Who needs shotguns when just a few plat seeds, dirt, and water will provide your home with the ultimate defense against hoards of brain craving zombies? The people at Pop Cap are helping to re-educate everyone who has ever seen a zombie movie with Plants vs Zombies. It is not a tower defense game sort of the same way that Vanguard Storm isn’t a tower defense game. You have a house with a front yard, back yard, and a roof. Zombies want to come in and eat your brains, and your superior gardening skills have to keep them out. To do this, you are given several different types of plants to place across your lawn which attack the approaching hoard of zombies. All the while you need to collect sunlight which is the game’s commodity that allows you to purchase more plants or other items you receive as a line of defense.
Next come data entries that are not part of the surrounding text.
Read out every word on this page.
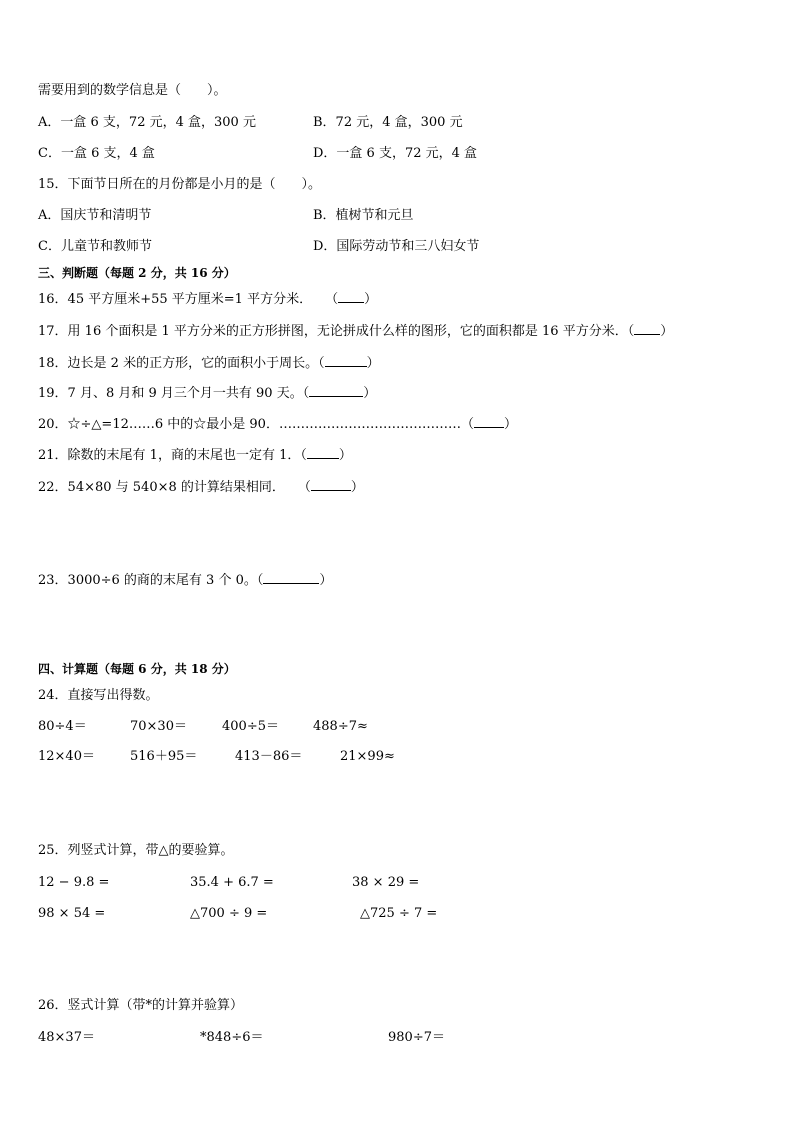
需要用到的数学信息是（　　）。
A．一盒 6 支，72 元，4 盒，300 元	B．72 元，4 盒，300 元
C．一盒 6 支，4 盒	D．一盒 6 支，72 元，4 盒
15．下面节日所在的月份都是小月的是（　　）。
A．国庆节和清明节	B．植树节和元旦
C．儿童节和教师节	D．国际劳动节和三八妇女节
三、判断题（每题 2 分，共 16 分）
16．45 平方厘米+55 平方厘米=1 平方分米．　　（ ）
17．用 16 个面积是 1 平方分米的正方形拼图，无论拼成什么样的图形，它的面积都是 16 平方分米．（ ）
18．边长是 2 米的正方形，它的面积小于周长。（	）
19．7 月、8 月和 9 月三个月一共有 90 天。（	）
20．☆÷△=12……6 中的☆最小是 90．……………………………………（ ）
21．除数的末尾有 1，商的末尾也一定有 1．（ ）
22．54×80 与 540×8 的计算结果相同．　　（	）
23．3000÷6 的商的末尾有 3 个 0。（	）
四、计算题（每题 6 分，共 18 分）
24．直接写出得数。
80÷4＝	70×30＝	400÷5＝	488÷7≈
12×40＝	516＋95＝	413－86＝	21×99≈
25．列竖式计算，带△的要验算。
12 − 9.8 =	35.4 + 6.7 =	38 × 29 =
98 × 54 =	△700 ÷ 9 =	△725 ÷ 7 =
26．竖式计算（带*的计算并验算）
48×37＝	*848÷6＝	980÷7＝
The game does a good job of making you think and adjust your strategy. During the night the isn’t any sunshine so you have to plant a certain type of mushroom which gives you sunlight quicker than your average sunflower, but will only give you a small amount at first before maturing. When you fight on the roof you can’t use normal pea shooter plants because of the shape of the roof so you have to manage the smaller spacing with catapult plants. The many types of zombies you are facing must also be addressed or your entire line of defense could get wiped out in one wave. There are also several mini-games that help you get more money to buy power-ups and new types of plants of your crazy next door neighbor. You even get to play as the zombies on one of them. Pop Cap has a great since of humor and it really shows in this game as if the dancing zombie (straight out of the Thriller video) who calls up backup dancers from the dead wasn’t enough, there are also little tidbits that make you snicker like the message you get when you click on help from the main menu.
For a $20 PC game(or $10 if you can catch a good Steam sell), it packs a lot of fun and has great replay value as there is no way you’ll figure out how to optimally use every plant on your first try through it. The many levels are fun little puzzles and more challenging than they appear at first glance. The mini-games will also have you scratching your head as to how to solve them. It shows that the folks who brought us Peggle have way more to offer. I can’t wait for a portable version.